A new Pew Research study found that between 2007 and 2014, the percentage of Americans self-identifying as Christian fell from 78.4 to 70.6. In a Tuesday post, Washington Monthly blogger Martin Longman speculated about causes for the dropoff, commenting that “the Republican Party’s embrace of a very conservative interpretation of Christianity” may be “undermining people’s faith.”
Longman added that it’s not solely the fault of the domestic religious right: “Islamic radicals…committing unspeakable atrocities in Allah’s name” and “Jewish radicals…standing in the way of [Israeli-Palestinian] peace negotiations” share the blame.
“Most of the war and killing that is going on in the world today is generated by disputes between or within a small handful of very well-established traditional religions,” he remarked. “If the whole world woke up tomorrow with no memory of the New Testament, the Torah, or the Koran, it’s quite possible that peace would break out in ways that seem unthinkable today.”
From Longman’s post (bolding added):
[I]t wouldn’t surprise me to learn that the Republican Party’s embrace of a very conservative interpretation of Christianity is actually undermining people’s faith and causing them to tell pollsters that they’re unaffiliated with any church or religion...
…I think politicized religion [in the U.S.] must be at least partly to blame, and there’s some support for that view in the fact that [Catholics and mainline Protestant denominations] are suffering worse losses [than evangelical Protestant denominations].
But I also think that moderate-minded people are impacted by the behavior of politicized religion in general, so when they see some Islamic radicals claiming to have established a caliphate and committing unspeakable atrocities in Allah’s name, many of them are put off of not only Islam but any organized religion.
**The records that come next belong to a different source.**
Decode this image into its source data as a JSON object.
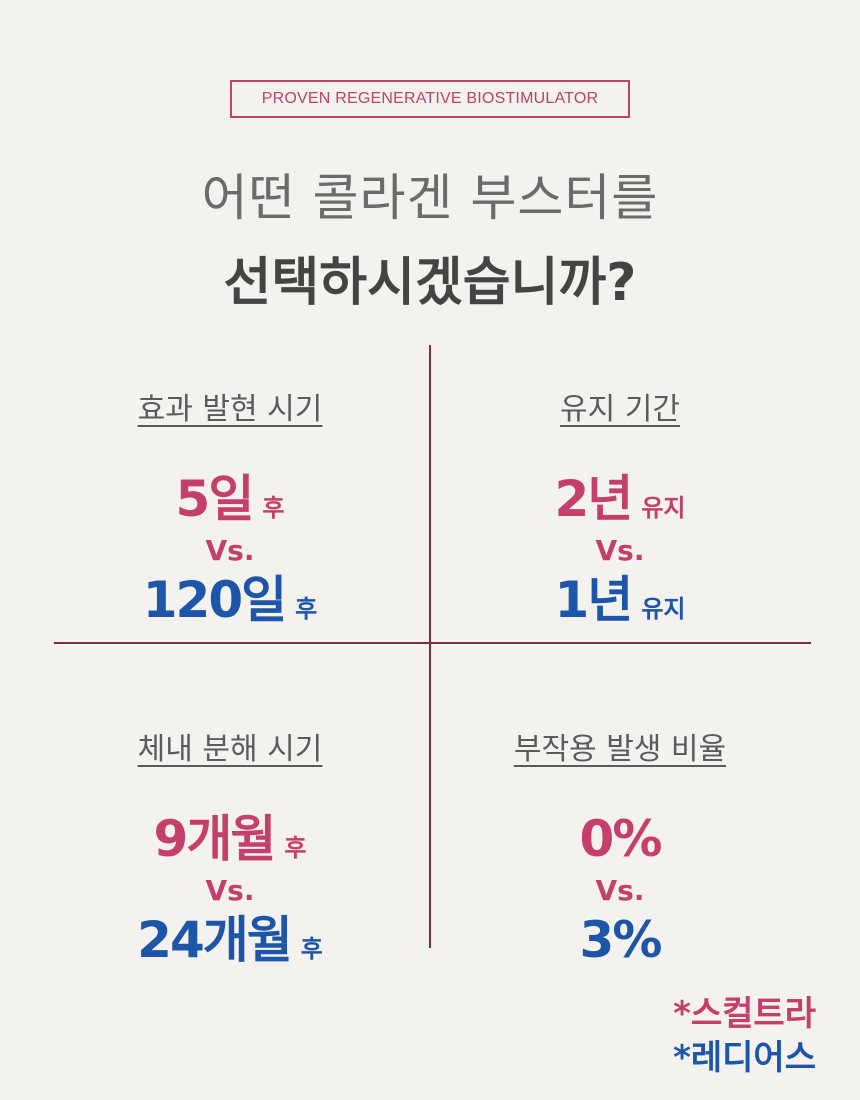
{
  "tag": "PROVEN REGENERATIVE BIOSTIMULATOR",
  "headline": {
    "line1": "어떤 콜라겐 부스터를",
    "line2": "선택하시겠습니까?"
  },
  "quadrants": [
    {
      "title": "효과 발현 시기",
      "first": {
        "value": "5일",
        "suffix": "후"
      },
      "vs": "Vs.",
      "second": {
        "value": "120일",
        "suffix": "후"
      }
    },
    {
      "title": "유지 기간",
      "first": {
        "value": "2년",
        "suffix": "유지"
      },
      "vs": "Vs.",
      "second": {
        "value": "1년",
        "suffix": "유지"
      }
    },
    {
      "title": "체내 분해 시기",
      "first": {
        "value": "9개월",
        "suffix": "후"
      },
      "vs": "Vs.",
      "second": {
        "value": "24개월",
        "suffix": "후"
      }
    },
    {
      "title": "부작용 발생 비율",
      "first": {
        "value": "0%",
        "suffix": ""
      },
      "vs": "Vs.",
      "second": {
        "value": "3%",
        "suffix": ""
      }
    }
  ],
  "legend": [
    {
      "label": "*스컬트라",
      "color": "#c4406a"
    },
    {
      "label": "*레디어스",
      "color": "#1d56a8"
    }
  ],
  "colors": {
    "pink": "#c4406a",
    "blue": "#1d56a8",
    "divider": "#7a2d45",
    "background": "#f4f2ee"
  }
}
When they see Jewish radicals dominating the political process in Israel and standing in the way of peace negotiations, they can take their impatience with that and apply it to Christianity, too.
…[M]ost of the war and killing that is going on in the world today is generated by disputes between or within a small handful of very well-established traditional religions. We’re not seeing nearly as much secular ideology as we saw during the 20th Century, so people are less concerned about economic radicalism and nationalistic/racial imperialism, and more concerned about people who create tragedy in the name of God.
If the whole world woke up tomorrow with no memory of the New Testament, the Torah, or the Koran, it’s quite possible that peace would break out in ways that seem unthinkable today. So, it’s natural for people who aren’t particularly invested in any of those books to want to keep their distance from them.
…Pope Francis’s recent remarks about people invested in the defense industries not wanting peace [were] nice to hear…Francis is…a pretty political pope, however, even if he shares my politics in more respects than his immediate predecessors. And, ultimately, politics are bad for religion.
You can see that by looking at the experience of Europe where many countries had state-sanctioned churches that experienced a shocking collapse of support once those churches got tied to political scandals…
…America has [no] state-sponsored religion…This, more than anything else, explains why religion and religiosity still has a good reputation here when compared to Europe.
So, the lessons are clear. If you want to weaken religion, politicize it.
In other words, every time you hear a conservative politician talk about the importance of religious faith and (their particular) religious values, it’s safe to assume that they’re undermining their own ostensible cause.
Of course, their real cause is something different. They’re trying to get power.